Interpretive Summary: One risk of genetically engineered crops is movement of exotic genes into the gene pool of the crop or other plant species. One approach to controlling unwanted gene flow is to engineer plants that have flower specific promoters for sterility. We evaluated two flower specific gene promoters and found both capable of inducing male and female floral organ sterility without interfering with gene expression in other organs of the plant. This work provides a stable and useful means of gene flow containment in genetically engineered plants.

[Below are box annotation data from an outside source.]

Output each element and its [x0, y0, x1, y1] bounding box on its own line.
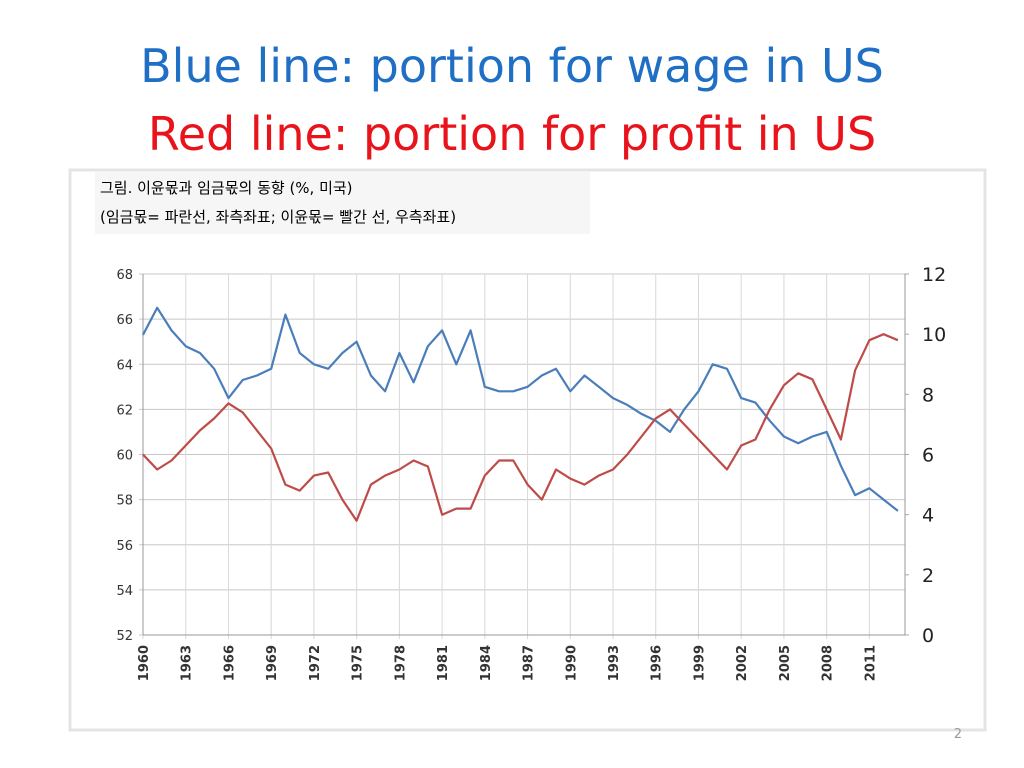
x-tick-label: 1978	[393, 645, 408, 681]
y2-tick-label: 4	[922, 505, 934, 527]
data-line	[142, 306, 899, 512]
y2-tick-label: 12	[922, 264, 946, 286]
y2-tick-label: 0	[922, 625, 934, 647]
x-tick-label: 1999	[692, 645, 707, 681]
x-tick-label: 1996	[650, 645, 665, 681]
x-tick-label: 1966	[222, 645, 237, 681]
x-tick-label: 2002	[735, 645, 750, 681]
slide-title-line: Blue line: portion for wage in US	[140, 39, 884, 93]
y2-tick-label: 6	[922, 445, 934, 467]
x-tick-label: 1990	[564, 645, 579, 681]
page-number: 2	[954, 727, 962, 742]
x-tick-label: 1972	[308, 645, 323, 681]
x-tick-label: 1981	[436, 645, 451, 681]
y-tick-label: 56	[116, 539, 133, 554]
y2-tick-label: 10	[922, 324, 946, 346]
x-tick-label: 2008	[821, 645, 836, 681]
x-tick-label: 1975	[351, 645, 366, 681]
y-tick-label: 62	[116, 403, 133, 418]
x-tick-label: 1987	[522, 645, 537, 681]
x-tick-label: 1993	[607, 645, 622, 681]
x-tick-label: 1984	[479, 645, 494, 681]
y2-tick-label: 2	[922, 565, 934, 587]
caption-box	[95, 172, 590, 234]
data-line	[142, 333, 899, 522]
y-tick-label: 54	[116, 584, 133, 599]
y-tick-label: 64	[116, 358, 133, 373]
y-tick-label: 52	[116, 629, 133, 644]
y-tick-label: 66	[116, 313, 133, 328]
y-tick-label: 68	[116, 268, 133, 283]
slide-title-line: Red line: portion for profit in US	[148, 107, 876, 161]
x-tick-label: 1969	[265, 645, 280, 681]
y-tick-label: 58	[116, 494, 133, 509]
x-tick-label: 1963	[180, 645, 195, 681]
chart-title: 그림. 이윤몫과 임금몫의 동향 (%, 미국)	[100, 179, 353, 197]
chart-subtitle: (임금몫= 파란선, 좌측좌표; 이윤몫= 빨간 선, 우측좌표)	[100, 208, 456, 226]
y-tick-label: 60	[116, 449, 133, 464]
x-tick-label: 2011	[863, 645, 878, 681]
x-tick-label: 1960	[137, 645, 152, 681]
x-tick-label: 2005	[778, 645, 793, 681]
y2-tick-label: 8	[922, 384, 934, 406]
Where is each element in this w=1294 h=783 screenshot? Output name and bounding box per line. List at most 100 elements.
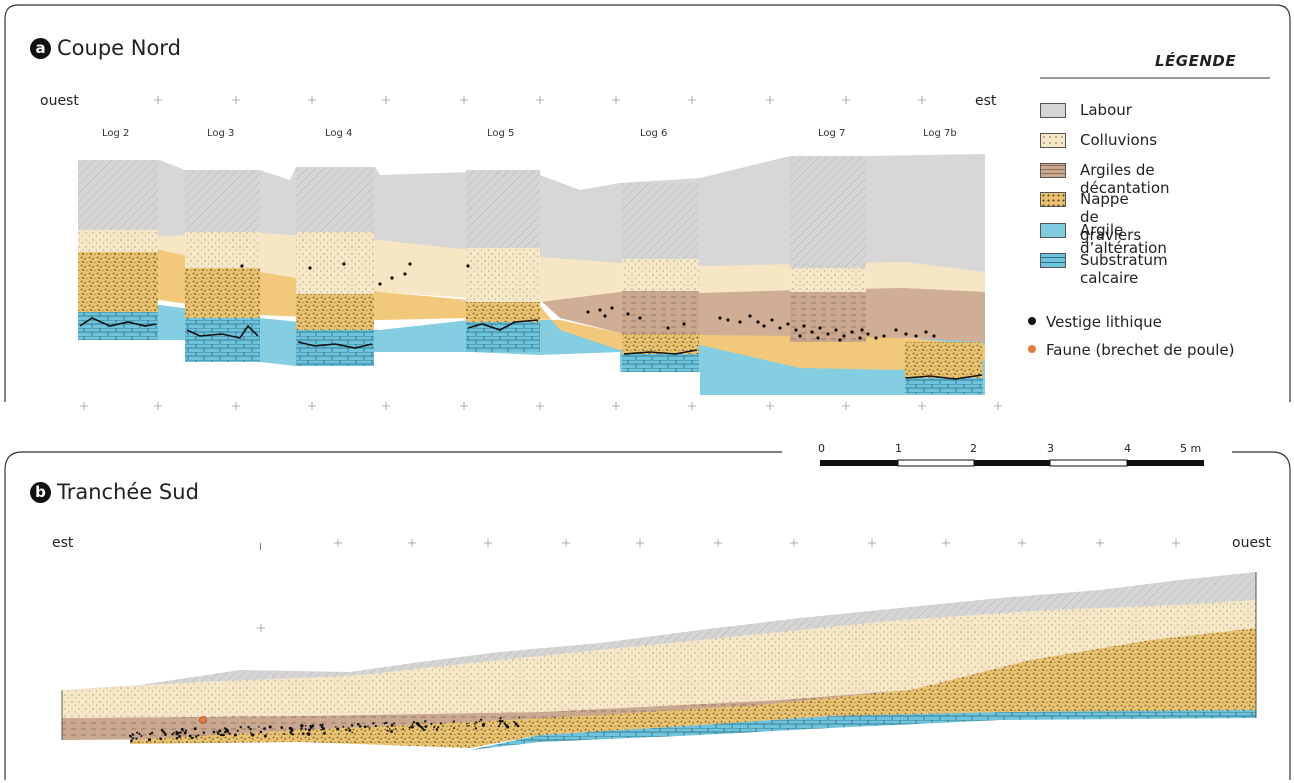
log-label: Log 2 — [102, 128, 130, 139]
grid-cross — [460, 96, 468, 104]
lithic-dot — [132, 737, 135, 740]
lithic-dot — [165, 733, 167, 736]
swatch-labour — [1040, 103, 1066, 118]
lithic-dot — [385, 721, 388, 724]
lithic-dot — [418, 724, 422, 728]
lithic-dot — [179, 731, 182, 734]
legend-point-label: Faune (brechet de poule) — [1046, 341, 1235, 359]
lithic-dot — [322, 727, 326, 730]
lithic-dot — [515, 723, 518, 726]
lithic-dot — [499, 723, 502, 725]
swatch-substratum — [1040, 253, 1066, 268]
lithic-dot — [518, 716, 521, 719]
layer-graviers-b — [130, 628, 1256, 748]
lithic-dot — [424, 725, 428, 728]
lithic-dot — [193, 727, 197, 731]
scale-label: 3 — [1047, 442, 1054, 455]
panel-a-title-text: Coupe Nord — [57, 36, 181, 60]
lithic-dot — [259, 730, 263, 734]
lithic-dot — [393, 722, 395, 725]
grid-cross — [1172, 539, 1180, 547]
lithic-dot — [280, 726, 284, 729]
lithic-dot — [348, 729, 352, 732]
grid-cross — [562, 539, 570, 547]
lithic-dot — [175, 736, 179, 740]
lithic-dot — [218, 729, 221, 733]
panel-a-frame-left — [4, 4, 19, 402]
lithic-dot — [336, 727, 340, 731]
legend-point-faune: Faune (brechet de poule) — [1028, 341, 1235, 359]
lithic-dot — [410, 725, 414, 729]
lithic-dot — [301, 732, 305, 736]
lithic-dot — [212, 730, 216, 734]
grid-cross — [382, 402, 390, 410]
lithic-dot — [422, 728, 426, 732]
lithic-dot — [247, 725, 250, 729]
lithic-dot — [239, 725, 242, 729]
lithic-dot — [479, 718, 483, 721]
lithic-dot — [475, 721, 478, 724]
grid-cross — [1018, 539, 1026, 547]
panel-a-title: a Coupe Nord — [30, 36, 181, 60]
lithic-dot — [175, 730, 178, 734]
log-label: Log 3 — [207, 128, 235, 139]
swatch-argile-alteration — [1040, 223, 1066, 238]
lithic-dot — [160, 738, 163, 741]
lithic-dot — [140, 734, 143, 738]
lithic-dot — [183, 731, 187, 735]
lithic-dot — [320, 725, 324, 728]
lithic-dot — [258, 725, 260, 728]
orange-dot-icon — [1028, 345, 1036, 353]
swatch-colluvions — [1040, 133, 1066, 148]
log-label: Log 7 — [818, 128, 846, 139]
lithic-dot — [188, 734, 192, 738]
grid-cross — [868, 539, 876, 547]
lithic-dot — [289, 730, 293, 734]
grid-cross — [382, 96, 390, 104]
lithic-dot — [135, 737, 138, 740]
lithic-dot — [323, 731, 326, 735]
black-dot-icon — [1028, 317, 1036, 325]
grid-cross — [842, 96, 850, 104]
lithic-dot — [138, 732, 141, 735]
layer-argiles-b — [62, 684, 1010, 740]
lithic-dot — [222, 733, 225, 737]
panel-a-grid-crosses — [80, 96, 1002, 410]
lithic-dot — [334, 726, 337, 728]
scale-label: 0 — [818, 442, 825, 455]
lithic-dot — [307, 728, 311, 732]
grid-cross — [766, 96, 774, 104]
grid-cross — [918, 96, 926, 104]
grid-cross — [612, 402, 620, 410]
grid-cross — [536, 402, 544, 410]
grid-cross — [688, 402, 696, 410]
panel-a-right-label: est — [975, 93, 997, 109]
grid-cross — [942, 539, 950, 547]
lithic-dot — [251, 733, 255, 737]
panel-a-logs — [78, 156, 983, 394]
lithic-dot — [498, 719, 502, 723]
scale-bar — [820, 459, 1204, 467]
lithic-dot — [439, 722, 442, 725]
lithic-dot — [363, 725, 367, 729]
lithic-dot — [180, 727, 184, 731]
lithic-dot — [435, 728, 439, 731]
scale-label: 1 — [895, 442, 902, 455]
lithic-dot — [351, 731, 354, 734]
lithic-dot — [249, 732, 252, 734]
panel-b-right-label: ouest — [1232, 535, 1271, 551]
grid-cross — [308, 402, 316, 410]
lithic-dot — [130, 736, 133, 738]
panel-b-marker: I — [259, 542, 262, 553]
lithic-dot — [372, 722, 375, 725]
legend-label: Labour — [1080, 101, 1132, 119]
lithic-dot — [308, 732, 311, 735]
lithic-dot — [202, 731, 206, 734]
lithic-dot — [197, 734, 200, 737]
panel-a-left-label: ouest — [40, 93, 79, 109]
lithic-dot — [513, 721, 516, 723]
legend-title: LÉGENDE — [1155, 52, 1237, 70]
lithic-dot — [149, 732, 152, 736]
lithic-dot — [136, 731, 139, 734]
lithic-dot — [195, 735, 198, 738]
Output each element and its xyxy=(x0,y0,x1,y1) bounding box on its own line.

Technical Abstract: The carpel- and stamen-specific AtAGIP promoter derived from the Arabidopsis AGAMOUS (AG) second intron/enhancer is ideal for engineering complete sterility, but it is highly host-specific. To ascertain that a chimeric promoter with similar tissue specificity can be created for species other than Arabidopsis, we isolated two similar but distinct AG second intron/enhancers from tobacco (NtAGI-1 and NtAGI-2) and analyzed their ability to drive floral organ-specific expression in plants through the creation of forward- and reverse-oriented chimeric promoters, fNtAGIP1, rNtAGIP1, fNtAGIP2 and rNtAGIP2. Transgenic analyses confirmed that all four promoters, like the AtAGIP, drive carpel- and stamen-specific expression without any leaky activity in vegetative tissues as demonstrated by tissue-specific GUS expression and cytotoxic gene (DT-A)-mediated tissue ablation. Unlike the AtAGIP, both tobacco enhancers displayed additional weak petal- and sepal-specific activity as revealed by partially retarded petals and sepals in ablated flowers. Unexpectedly, the activity of the promoters is influenced by the orientation of the incorporated enhancers with reverse-oriented enhancers exhibiting approximately double the effectiveness of forward-oriented enhancers; a phenomenon which has not been observed for the AtAGIP promoter. Our results suggest that the tissue-specificity of the tobacco AGI enhancers is evolutionarily conserved and has not diverged between the two enhancers, as is the case in rice and maize. Furthermore, we show that the NtAGI-derived promoters are effective for engineering complete sterility and that the resulting trait is mitotically stable, which is critical for the long-term containment of seed-, pollen- and fruit-mediated gene flow in field conditions.